Artist Depiction of H Pylori

H Pylori (Helicobacter Pylori) has been a controversy with rosacea for some time now.  Some experts dismiss H Pylori’s role in rosacea and yet it remains a controversy since other rosacea experts continue to discuss H Pylori as a possible factor in rosacea. A report in January 2010 states that “Helicobacter pylori infection is implicated in the pathogenesis of extradigestive diseases such as acne rosacea…” A report by Mc Leer, Lacey and Powell in 2009 listed H Pylori as a possible factor in the pathophysiology in rosacea. One report in 2003 suggests “some form of relationship between rosacea and H. pylori infection.” Two reports in 1996 suggested H Pylori’s role in rosacea with titles such as “Eradication of Helicobacter pylori as the only successful treatment in rosacea” and “Acne rosacea and Helicobacter pylori betrothed.” Rebora suggested in 1995 that the “role of H. pylori is more probable in erythrotic rosacea than in its papulopustular and granulomatous stages.” [1] These are just a few reports suggesting H Pylori as a factor in rosacea.

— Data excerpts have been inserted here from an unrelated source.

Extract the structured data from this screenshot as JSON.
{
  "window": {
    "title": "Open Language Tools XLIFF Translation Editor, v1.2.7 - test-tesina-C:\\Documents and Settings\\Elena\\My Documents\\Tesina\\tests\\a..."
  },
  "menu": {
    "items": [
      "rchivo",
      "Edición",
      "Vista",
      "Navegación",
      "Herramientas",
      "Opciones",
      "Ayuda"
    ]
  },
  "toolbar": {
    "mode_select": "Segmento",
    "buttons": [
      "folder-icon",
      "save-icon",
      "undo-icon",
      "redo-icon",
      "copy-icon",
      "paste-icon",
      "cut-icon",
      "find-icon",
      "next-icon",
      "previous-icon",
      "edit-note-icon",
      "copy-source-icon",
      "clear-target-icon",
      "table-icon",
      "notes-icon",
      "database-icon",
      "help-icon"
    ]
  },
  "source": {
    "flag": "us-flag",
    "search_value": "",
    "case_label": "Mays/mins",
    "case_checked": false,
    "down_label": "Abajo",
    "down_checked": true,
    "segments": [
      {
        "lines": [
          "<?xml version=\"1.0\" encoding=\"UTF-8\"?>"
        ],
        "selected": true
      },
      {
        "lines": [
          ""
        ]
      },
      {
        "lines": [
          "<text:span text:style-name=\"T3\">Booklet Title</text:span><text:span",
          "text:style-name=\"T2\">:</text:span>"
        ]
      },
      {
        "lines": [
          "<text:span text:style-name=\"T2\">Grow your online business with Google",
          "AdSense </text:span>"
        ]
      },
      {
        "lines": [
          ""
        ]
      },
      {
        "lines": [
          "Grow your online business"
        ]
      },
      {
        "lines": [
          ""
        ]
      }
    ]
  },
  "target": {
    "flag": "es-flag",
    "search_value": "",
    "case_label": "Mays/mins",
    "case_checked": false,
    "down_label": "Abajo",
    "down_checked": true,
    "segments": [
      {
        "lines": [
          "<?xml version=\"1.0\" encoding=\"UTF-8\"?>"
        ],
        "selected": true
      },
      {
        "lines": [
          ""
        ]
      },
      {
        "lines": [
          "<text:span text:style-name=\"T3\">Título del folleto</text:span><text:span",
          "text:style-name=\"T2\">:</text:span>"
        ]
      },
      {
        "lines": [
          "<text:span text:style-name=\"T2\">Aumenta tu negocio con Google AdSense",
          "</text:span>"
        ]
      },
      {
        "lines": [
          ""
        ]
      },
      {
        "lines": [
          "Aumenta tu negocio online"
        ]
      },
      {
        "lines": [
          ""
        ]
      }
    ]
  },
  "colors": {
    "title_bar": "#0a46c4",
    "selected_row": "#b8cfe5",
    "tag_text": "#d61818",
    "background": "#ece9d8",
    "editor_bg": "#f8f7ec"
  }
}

When you consider the fact that H Pylori was ‘officially’ discovered in 1986 by Drs Marshall and Warren in Australia who both won the Nobel Prize in 2005 for this discovery and changed the textbooks about how bacteria can survive in the human stomach and its relation to ulcers and other gastric problems and the fact that this gram negative bacteria is considered an infection that half the world’s population is carrying with most being totally asymptomatic it is a wonder that anyone can even connect H Pylori with rosacea at all.  Yet the reports on H Pylori and rosacea keep coming out despite the fact that many reports negate H Pylori’s role in rosacea.

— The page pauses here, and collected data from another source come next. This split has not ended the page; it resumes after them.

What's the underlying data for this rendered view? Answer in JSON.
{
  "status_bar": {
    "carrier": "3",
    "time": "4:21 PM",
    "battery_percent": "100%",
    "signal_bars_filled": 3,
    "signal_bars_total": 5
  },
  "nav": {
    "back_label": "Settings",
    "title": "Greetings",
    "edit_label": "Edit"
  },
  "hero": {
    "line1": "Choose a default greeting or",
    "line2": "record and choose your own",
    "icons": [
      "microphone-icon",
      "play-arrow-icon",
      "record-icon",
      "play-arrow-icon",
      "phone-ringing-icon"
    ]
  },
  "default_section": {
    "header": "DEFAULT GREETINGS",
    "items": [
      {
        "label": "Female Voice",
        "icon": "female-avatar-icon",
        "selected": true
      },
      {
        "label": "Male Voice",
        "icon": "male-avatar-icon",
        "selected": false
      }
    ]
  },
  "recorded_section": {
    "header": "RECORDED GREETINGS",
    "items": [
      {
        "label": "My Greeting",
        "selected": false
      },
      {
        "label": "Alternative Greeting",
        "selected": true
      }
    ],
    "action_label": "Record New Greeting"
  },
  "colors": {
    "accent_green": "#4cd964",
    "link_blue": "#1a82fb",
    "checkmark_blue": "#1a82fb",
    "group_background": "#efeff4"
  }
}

While there are many older reports suggesting H Pylori having some role in rosacea, newer reports dismiss this role. For instance, the late Dr. Kligman noted H Pylori’s controversial role in rosacea in his 2003 report. [2]

A report released in 2002 mentions ‘promising recent reports of beneficial H. pylori eradication’ in many cutaneous skin diseases except rosacea. [3]

A study published in May 2010 concluded, “There is no association between Helicobacter pylori infection and rosacea in current study.” [4]

Nevertheless, there are reports of H Pylori associated with rosacea indicating that eradicating H Pylori clears rosacea and discuss the possible cutaneous pathology of H Pylori to an autoimmune mechanism. A report in 2009 says, a “few case reports have documented associations between Helicobacter pylori infection and rosacea.” [5]

What is H Pylori and how does it relate to rosacea?

H Pylori is a gram negative bacteria that is considered an infection and harmful to humans.

According to one report, “more than 50% of the human population have long-term Helicobacter pylori infection.” [3] Wikipedia says that the diagnosis of H Pylori is done with different tests that are not failsafe and sometimes results in false positives.  How anyone can know for sure that 50% of the human population is infected with H Pylori is quite suspect. The percentage of ‘infection’ of H Pylori, if indeed it is an infection, may be more or less than 50% .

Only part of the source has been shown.